FHIR imaging metadata (modality, body site, series count) is present for all 3,752 studies; the 298 with a downloaded DICOM file additionally carry real header dimensions via pydicom stop_before_pixels=Truepixel data is never loaded (ADR-006). But Coherent's descriptive DICOM tags are placeholder "UNKNOWN", normalized to null (ADR-013) — so there's no human-readable study description to ground on. Use modality + body_site_display.

Vitals coverage is partial (~14% of encounters)

Only encounters with linked vital-sign observations populate recent_vitals. Blood pressure is parsed from the Silver components_json (systolic LOINC 8480-6 / diastolic 8462-4).

Fabric-trial scope

The Fabric tier ran green end-to-end on F4 trial capacity against a 100-patient sample (notebooks 00–10); the full 1,280-bundle re-run is pending. Framed honestly: the architecture is validated end-to-end on real Fabric infrastructure (F4 capacity) at sample scale — the remaining work is a full-scale re-run, not a design question — and it sits alongside a LocalLite tier that is validated on the full dataset.

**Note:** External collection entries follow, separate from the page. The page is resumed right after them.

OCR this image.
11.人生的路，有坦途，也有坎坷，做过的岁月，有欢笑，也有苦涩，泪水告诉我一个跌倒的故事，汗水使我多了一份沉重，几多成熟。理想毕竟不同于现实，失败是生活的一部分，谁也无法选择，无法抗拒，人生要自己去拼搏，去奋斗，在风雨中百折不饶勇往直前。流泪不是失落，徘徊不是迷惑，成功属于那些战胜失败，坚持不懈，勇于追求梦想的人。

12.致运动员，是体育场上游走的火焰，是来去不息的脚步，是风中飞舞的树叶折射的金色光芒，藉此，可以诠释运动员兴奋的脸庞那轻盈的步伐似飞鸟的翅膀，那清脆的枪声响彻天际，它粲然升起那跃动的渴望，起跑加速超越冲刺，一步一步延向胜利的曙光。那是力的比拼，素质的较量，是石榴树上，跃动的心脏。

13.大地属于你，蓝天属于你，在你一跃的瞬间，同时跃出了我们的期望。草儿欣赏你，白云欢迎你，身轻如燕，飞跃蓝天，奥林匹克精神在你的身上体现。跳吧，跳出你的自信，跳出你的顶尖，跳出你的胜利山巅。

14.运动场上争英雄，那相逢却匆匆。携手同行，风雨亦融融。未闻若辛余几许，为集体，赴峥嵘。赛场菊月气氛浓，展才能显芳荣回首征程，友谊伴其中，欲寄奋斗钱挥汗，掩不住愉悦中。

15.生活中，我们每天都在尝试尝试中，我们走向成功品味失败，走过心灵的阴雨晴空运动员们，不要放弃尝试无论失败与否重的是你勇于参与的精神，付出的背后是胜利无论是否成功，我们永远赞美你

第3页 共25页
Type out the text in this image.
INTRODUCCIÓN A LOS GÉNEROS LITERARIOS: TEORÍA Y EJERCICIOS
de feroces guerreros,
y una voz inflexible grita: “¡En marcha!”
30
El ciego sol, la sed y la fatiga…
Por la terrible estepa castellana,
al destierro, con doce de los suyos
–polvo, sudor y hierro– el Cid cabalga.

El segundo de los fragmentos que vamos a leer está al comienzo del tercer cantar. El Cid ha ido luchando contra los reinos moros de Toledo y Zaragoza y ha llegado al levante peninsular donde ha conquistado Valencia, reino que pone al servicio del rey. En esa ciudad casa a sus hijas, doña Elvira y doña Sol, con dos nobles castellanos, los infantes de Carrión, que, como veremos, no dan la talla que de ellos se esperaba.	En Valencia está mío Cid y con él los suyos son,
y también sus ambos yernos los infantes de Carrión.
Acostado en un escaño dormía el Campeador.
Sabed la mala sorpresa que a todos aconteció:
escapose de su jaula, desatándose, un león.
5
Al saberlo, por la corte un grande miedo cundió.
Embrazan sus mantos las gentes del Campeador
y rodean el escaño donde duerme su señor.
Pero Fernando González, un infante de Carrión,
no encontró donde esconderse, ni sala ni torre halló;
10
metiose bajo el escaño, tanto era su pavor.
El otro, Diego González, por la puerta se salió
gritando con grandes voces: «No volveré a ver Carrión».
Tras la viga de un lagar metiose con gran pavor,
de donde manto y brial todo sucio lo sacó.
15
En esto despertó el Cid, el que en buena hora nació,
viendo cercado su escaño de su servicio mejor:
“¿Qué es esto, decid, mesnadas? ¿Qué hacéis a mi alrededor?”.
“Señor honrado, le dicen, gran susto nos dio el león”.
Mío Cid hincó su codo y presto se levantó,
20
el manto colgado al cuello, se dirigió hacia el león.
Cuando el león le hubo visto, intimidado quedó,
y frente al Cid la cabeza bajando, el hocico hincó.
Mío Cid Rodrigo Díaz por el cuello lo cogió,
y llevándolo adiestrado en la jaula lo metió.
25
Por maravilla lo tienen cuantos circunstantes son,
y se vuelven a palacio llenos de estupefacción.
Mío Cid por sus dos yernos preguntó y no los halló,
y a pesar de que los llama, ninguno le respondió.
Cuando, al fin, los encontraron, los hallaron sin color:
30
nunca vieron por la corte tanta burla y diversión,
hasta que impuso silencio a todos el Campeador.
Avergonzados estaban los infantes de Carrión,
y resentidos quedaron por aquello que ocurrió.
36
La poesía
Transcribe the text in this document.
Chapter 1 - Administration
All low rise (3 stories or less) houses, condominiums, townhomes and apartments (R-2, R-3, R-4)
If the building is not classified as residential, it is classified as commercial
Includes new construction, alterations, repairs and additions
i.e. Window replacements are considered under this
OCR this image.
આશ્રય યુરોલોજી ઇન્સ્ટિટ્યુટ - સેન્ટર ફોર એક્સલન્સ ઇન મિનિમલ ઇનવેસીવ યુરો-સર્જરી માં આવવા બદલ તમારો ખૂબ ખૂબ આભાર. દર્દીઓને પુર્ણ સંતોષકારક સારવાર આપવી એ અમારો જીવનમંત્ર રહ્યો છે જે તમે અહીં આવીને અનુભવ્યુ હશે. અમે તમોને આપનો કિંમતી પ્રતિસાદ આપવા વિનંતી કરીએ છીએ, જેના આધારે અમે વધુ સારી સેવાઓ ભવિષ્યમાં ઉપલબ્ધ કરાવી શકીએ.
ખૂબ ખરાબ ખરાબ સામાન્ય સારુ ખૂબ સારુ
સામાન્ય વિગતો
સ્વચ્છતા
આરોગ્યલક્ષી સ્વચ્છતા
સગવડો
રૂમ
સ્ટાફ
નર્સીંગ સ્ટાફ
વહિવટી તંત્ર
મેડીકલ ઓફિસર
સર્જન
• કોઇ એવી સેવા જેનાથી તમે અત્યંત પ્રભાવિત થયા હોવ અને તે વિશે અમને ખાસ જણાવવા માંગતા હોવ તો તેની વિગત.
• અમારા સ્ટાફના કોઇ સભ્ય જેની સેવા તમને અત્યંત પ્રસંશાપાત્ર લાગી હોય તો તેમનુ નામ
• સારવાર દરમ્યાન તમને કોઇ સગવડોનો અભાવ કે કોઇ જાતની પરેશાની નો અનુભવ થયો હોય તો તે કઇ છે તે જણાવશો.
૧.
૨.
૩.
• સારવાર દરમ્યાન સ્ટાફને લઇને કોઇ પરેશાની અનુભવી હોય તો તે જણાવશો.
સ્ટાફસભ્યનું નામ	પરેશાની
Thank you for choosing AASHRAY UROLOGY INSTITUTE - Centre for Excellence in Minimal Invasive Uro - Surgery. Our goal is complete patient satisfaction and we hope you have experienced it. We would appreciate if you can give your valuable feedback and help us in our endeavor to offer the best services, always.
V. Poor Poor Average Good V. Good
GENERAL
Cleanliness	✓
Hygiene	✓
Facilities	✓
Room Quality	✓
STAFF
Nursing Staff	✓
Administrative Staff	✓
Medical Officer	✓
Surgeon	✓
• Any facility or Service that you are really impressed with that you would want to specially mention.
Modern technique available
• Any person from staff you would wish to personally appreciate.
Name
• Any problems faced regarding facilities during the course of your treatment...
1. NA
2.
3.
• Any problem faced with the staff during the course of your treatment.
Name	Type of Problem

FHIR & multimodal ingestion, in brief

Data type FHIR resource(s) Silver handling
Demographics, encounters Patient, Encounter Structured → typed tables
Conditions, observations, meds, procedures Condition, Observation, MedicationRequest, Procedure Structured; codes kept as strings (never cast to int)
SOAP notes DocumentReference + Binary (Base64) Decode, not parse (ADR-005); S/A/P (no Objective in Coherent)
Imaging ImagingStudy + DICOM headers Metadata via pydicom stop_before_pixels (ADR-006/013)
Genomics DiagnosticReport + Binary Report metadata + data_limitation flag only (ADR-007)

Clinical codes (SNOMED, LOINC, ICD) are always stored as str, never cast to numeric — a small but load-bearing healthcare-data correctness rule.